More worrying for the brand is the rise of ad blockers. There is no way of working out exactly how much impact have ad blockers will have on The Sun’s bottom line, but conservative estimates from this IAB report concluded that one in five Britons use one.
Even attracting huge amounts of traffic doesn’t always pay significant dividends as the Mail Online has discovered. The Sun has apparently doubled its digital sales team and has incorporated Unruly Media, which it bought earlier this year, as part of its core offering. Ultimately monetising online content remains a challenge for most UK newspapers.
3. The changing media landscape – mobile
The ongoing shift from desktop to mobile, which has arguably sped up in the last couple of year, also means some interesting challenges for The Sun. Like all publishers, it is currently mulling over the pros and cons of integrated platforms like Facebook’s Instant stories and Snapchat Discover. There are already several News Corp linked websites on Discover including Sky News. So it may be a matter of time before The Sun lands on the platform.

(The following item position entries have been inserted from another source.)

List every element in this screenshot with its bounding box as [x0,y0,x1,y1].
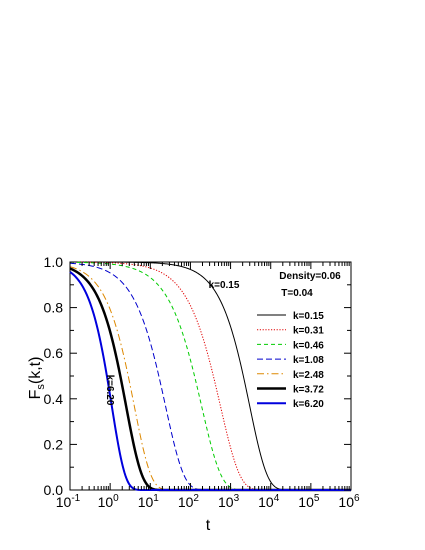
legend-label: k=0.31 [293,326,324,337]
x-tick-label: 101 [138,493,160,510]
y-tick-label: 0.2 [44,436,64,452]
legend-label: k=3.72 [293,385,324,396]
y-axis-label: Fs(k,t) [27,357,47,400]
x-tick-label: 106 [338,493,360,510]
x-tick-label: 100 [98,493,120,510]
series-line [70,261,351,491]
x-tick-label: 104 [258,493,280,510]
legend-label: k=2.48 [293,370,324,381]
annotation-temperature: T=0.04 [281,288,313,299]
x-tick-label: 105 [298,493,320,510]
y-axis-ticks: 0.0 0.2 0.4 0.6 0.8 1.0 [44,254,351,498]
x-axis-label: t [206,517,211,534]
legend-label: k=6.20 [293,399,324,410]
y-axis-label-sub: s [35,384,47,390]
y-axis-label-main: F [27,389,44,399]
x-tick-label: 103 [218,493,240,510]
legend-label: k=1.08 [293,355,324,366]
y-tick-label: 0.6 [44,345,64,361]
x-tick-label: 102 [178,493,200,510]
legend-label: k=0.46 [293,340,324,351]
x-tick-label: 10-1 [56,493,81,510]
annotation-k-top: k=0.15 [209,280,240,291]
y-axis-label-tail: (k,t) [27,357,44,385]
y-tick-label: 0.4 [44,391,64,407]
y-tick-label: 0.8 [44,300,64,316]
y-tick-label: 0.0 [44,482,64,498]
legend: k=0.15 k=0.31 k=0.46 k=1.08 k=2.48 k=3.72 k=6.… [257,311,324,410]
x-axis-ticks: 10-1 100 101 102 103 104 105 106 [56,262,360,510]
legend-label: k=0.15 [293,311,324,322]
annotation-k-side: k=6.20 [104,375,115,406]
y-tick-label: 1.0 [44,254,64,270]
annotation-density: Density=0.06 [279,271,341,282]
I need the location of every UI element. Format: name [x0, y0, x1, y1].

‘As publishers, we’re caught in the middle of what is clearly the difference between walled gardens and an open web,’ Carter told The Drum. ‘While that battle between these walled gardens is going on there’s a chance for us to use some of those good distribution platforms. We’re just starting to get the statistics in from Apple News in the US and so we’ll look to see how it’s working out, and that’s the same for [Facebook’s] Instant Articles.’
4. Exploring other monetisation options
The culling of the paywall might not mean that the days when readers pay for content at The Sun are completely over. Other newspapers, like FT and New York Times, have pioneered metered paywalls, while in Europe the startup Blendle has created a growing business in Germany and The Netherlands offering individual articles for sale from high-profile media companies.
Some media companies are also championing membership schemes and again this is another option that the News UK is sure to be considering.
Might The Sun innovate in this area too?
For media watchers, it will be fascinating to see how the post-paywall Sun fares, and what strategies it adopts.